Robotics

Brainlink Gives Any Robot a New Brain

For just $125, you can instill your old robot with some new smarts

Roomba is a reasonably clever robot. Heck, for a vacuum, it's brilliant. But compared to other robots, it's lacking some sensors and skills that are starting to become downright basic. Roomba could use a new brain, and since it's a robot, you can actually just go and do that now.

Brainlink is a little piece of hardware that can augment (or replace) the brain that's currently powering your robot. Yes, your robot. Any robot at all, pretty much, as long as it's controllable with an IR remote or a serial connector or some other common type of interface. Brainlink itself (the plastic triangle thingy in the above pic) talks to your Android phone (or a computer) via Bluetooth, enabling programming and wireless control of whatever it's attached to.

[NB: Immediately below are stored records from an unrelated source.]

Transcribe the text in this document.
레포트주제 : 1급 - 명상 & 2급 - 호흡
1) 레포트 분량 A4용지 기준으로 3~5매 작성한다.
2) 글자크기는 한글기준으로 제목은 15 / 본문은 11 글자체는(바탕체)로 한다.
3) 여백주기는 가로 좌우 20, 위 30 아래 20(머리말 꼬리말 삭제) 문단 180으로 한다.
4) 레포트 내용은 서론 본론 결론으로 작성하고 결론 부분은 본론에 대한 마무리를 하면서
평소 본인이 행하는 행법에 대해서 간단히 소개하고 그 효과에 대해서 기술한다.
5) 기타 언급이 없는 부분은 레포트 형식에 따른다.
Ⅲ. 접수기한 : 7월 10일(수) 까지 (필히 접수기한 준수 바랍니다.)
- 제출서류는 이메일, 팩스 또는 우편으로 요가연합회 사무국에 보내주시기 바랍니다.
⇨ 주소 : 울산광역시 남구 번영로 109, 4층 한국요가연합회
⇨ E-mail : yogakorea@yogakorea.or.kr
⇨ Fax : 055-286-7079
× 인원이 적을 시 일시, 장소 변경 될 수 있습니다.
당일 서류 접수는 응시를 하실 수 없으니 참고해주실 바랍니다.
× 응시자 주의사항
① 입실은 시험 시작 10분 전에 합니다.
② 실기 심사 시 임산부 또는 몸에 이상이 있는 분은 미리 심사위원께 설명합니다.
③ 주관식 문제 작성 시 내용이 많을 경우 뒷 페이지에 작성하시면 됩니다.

In addition to providing a new programming interface for robots that may not come with one, Brainlink can also be configured to use a wide variety of sensors. A three-axis accelerometer and a light sensor are built in, and there's a whole heap of digital and analog connectors that make it easy to plug in, say, proximity sensors to keep your Roomba from running into stuff. Watch:

The overall idea with Brainlink is that there are a bunch of robots out there (I'm looking at you, WowWee) available for very cheap with fundamentally sort of decent hardware, but no easy way to get them to do what you want. Brainlink provides these less-than-clever robots with a new level of usefulness that makes them suitable for anyone with desire and some basic programming skills to mess with. A Brainlink module will set you back $125, but I'd say that's not too much to ask for a brand new brain, right?